Стена, ранее разделявшая их сознания – возможно результат страха и усталости Селига, – начала растворяться, и теперь Селиг может различить общий образ мозга Кушина. Энергичный, сильный, способный, но вместе с тем традиционный и ограниченный – уравновешенный республиканский разум, прозаический разум Лиги Плюща. Главное там не участие к Селигу, а больше самодовольное удовлетворение собой: самый яркий свет излучало сознание его счастливой жизни, окруженное другими уровнями: привязанной к нему женой-блондинкой, тремя красивыми детьми, мохнатым псом, новеньким блестящим «Линкольн Континенталь». Продвинувшись немного глубже, Селиг видит, что показное участие Кушина к нему обманчиво. За серьезными глазами и искренней, сердечной улыбкой симпатии лежит яростное презрение. Кушин его презирает.

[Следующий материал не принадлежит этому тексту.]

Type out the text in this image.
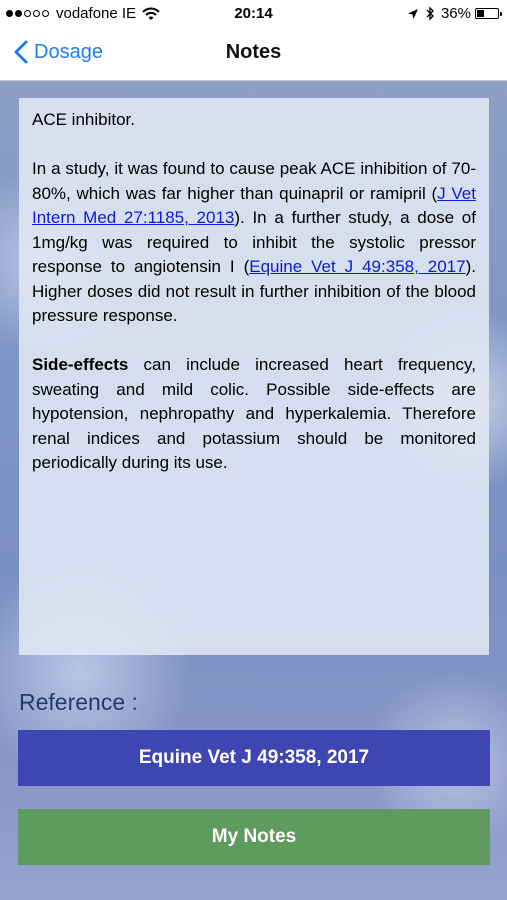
vodafone IE	20:14	36%
Dosage	Notes

ACE inhibitor.

In a study, it was found to cause peak ACE inhibition of 70-80%, which was far higher than quinapril or ramipril (J Vet Intern Med 27:1185, 2013). In a further study, a dose of 1mg/kg was required to inhibit the systolic pressor response to angiotensin I (Equine Vet J 49:358, 2017). Higher doses did not result in further inhibition of the blood pressure response.

Side-effects can include increased heart frequency, sweating and mild colic. Possible side-effects are hypotension, nephropathy and hyperkalemia. Therefore renal indices and potassium should be monitored periodically during its use.

Reference :
Equine Vet J 49:358, 2017
My Notes
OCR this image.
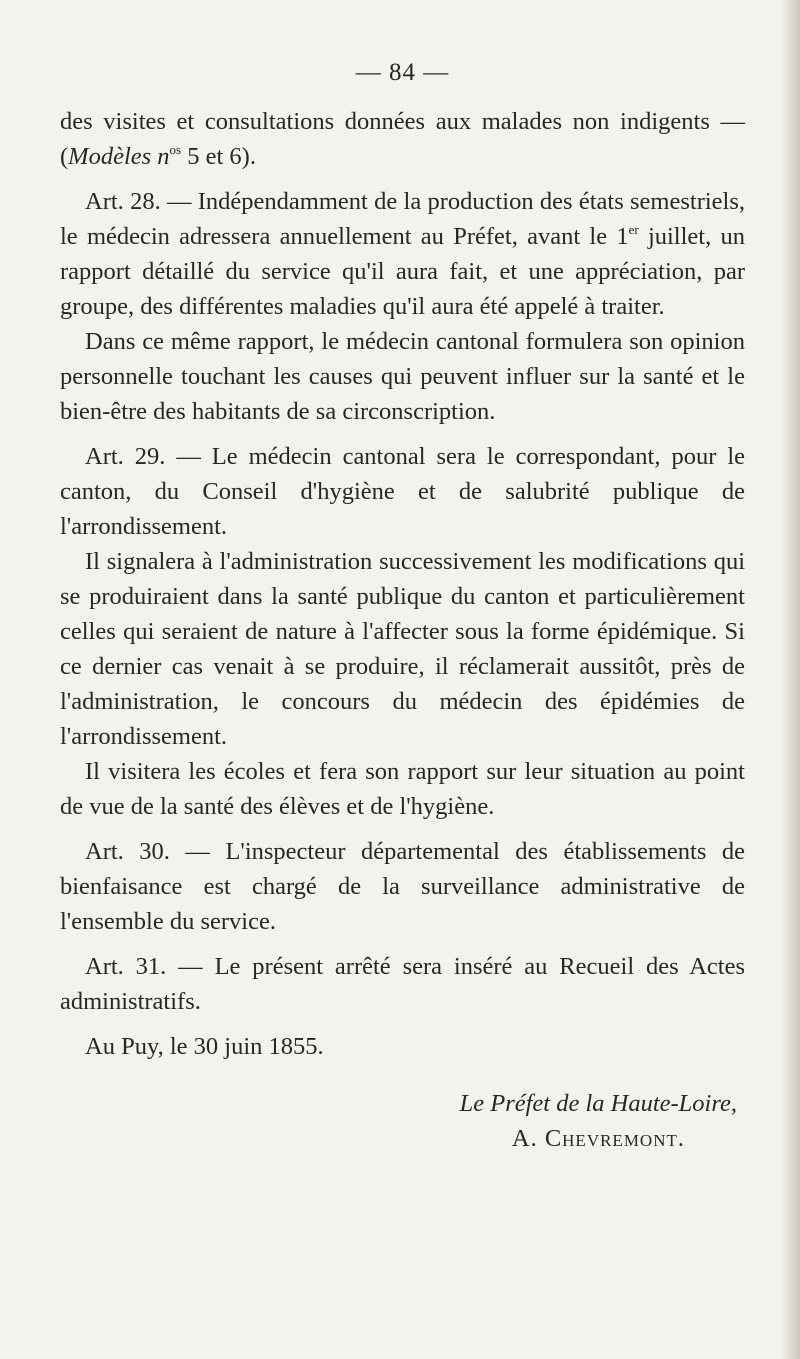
— 84 —

des visites et consultations données aux malades non indigents — (Modèles $n^{os}$ 5 et 6).

Art. 28. — Indépendamment de la production des états semestriels, le médecin adressera annuellement au Préfet, avant le 1er juillet, un rapport détaillé du service qu'il aura fait, et une appréciation, par groupe, des différentes maladies qu'il aura été appelé à traiter.

Dans ce même rapport, le médecin cantonal formulera son opinion personnelle touchant les causes qui peuvent influer sur la santé et le bien-être des habitants de sa circonscription.

Art. 29. — Le médecin cantonal sera le correspondant, pour le canton, du Conseil d'hygiène et de salubrité publique de l'arrondissement.

Il signalera à l'administration successivement les modifications qui se produiraient dans la santé publique du canton et particulièrement celles qui seraient de nature à l'affecter sous la forme épidémique. Si ce dernier cas venait à se produire, il réclamerait aussitôt, près de l'administration, le concours du médecin des épidémies de l'arrondissement.

Il visitera les écoles et fera son rapport sur leur situation au point de vue de la santé des élèves et de l'hygiène.

Art. 30. — L'inspecteur départemental des établissements de bienfaisance est chargé de la surveillance administrative de l'ensemble du service.

Art. 31. — Le présent arrêté sera inséré au Recueil des Actes administratifs.

Au Puy, le 30 juin 1855.
Le Préfet de la Haute-Loire,
A. Chevremont.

Кушин думает, что он продажный, бесполезный, недостойный, позор для человечества в целом и для выпускника 56-го Колумбийского колледжа в частности. Кушин находит, что он как физически, так и морально отвратителен – немытый, грязный, возможно даже сифилитик. Кушин подозревает, что он гомосексуалист. Для Кушина непостижимо, почему некто, имеющий преимущество Колумбийского образования, позволил себе деградировать. Селиг избегает отвращения Кушина. «Неужели я такой подонок, – думает он, – такой мусор?» Он все глубже и сильнее цепляется за мозг Кушина. Его перестает волновать презрение к нему Кушина. Селиг погружается в абстрактную модель, в которой не узнает более себя. Что знает Кушин? Может ли он проникнуть в чужой мозг? Может ли почувствовать восторг настоящего контакта с человеком? А в этом есть восторг. Он словно Бог оседлал мозг Кушина, проникая мимо внешней защиты, мимо мелочной спеси и снобизма, мимо самодовольства в реальность абсолютных ценностей, в царство подлинного Я.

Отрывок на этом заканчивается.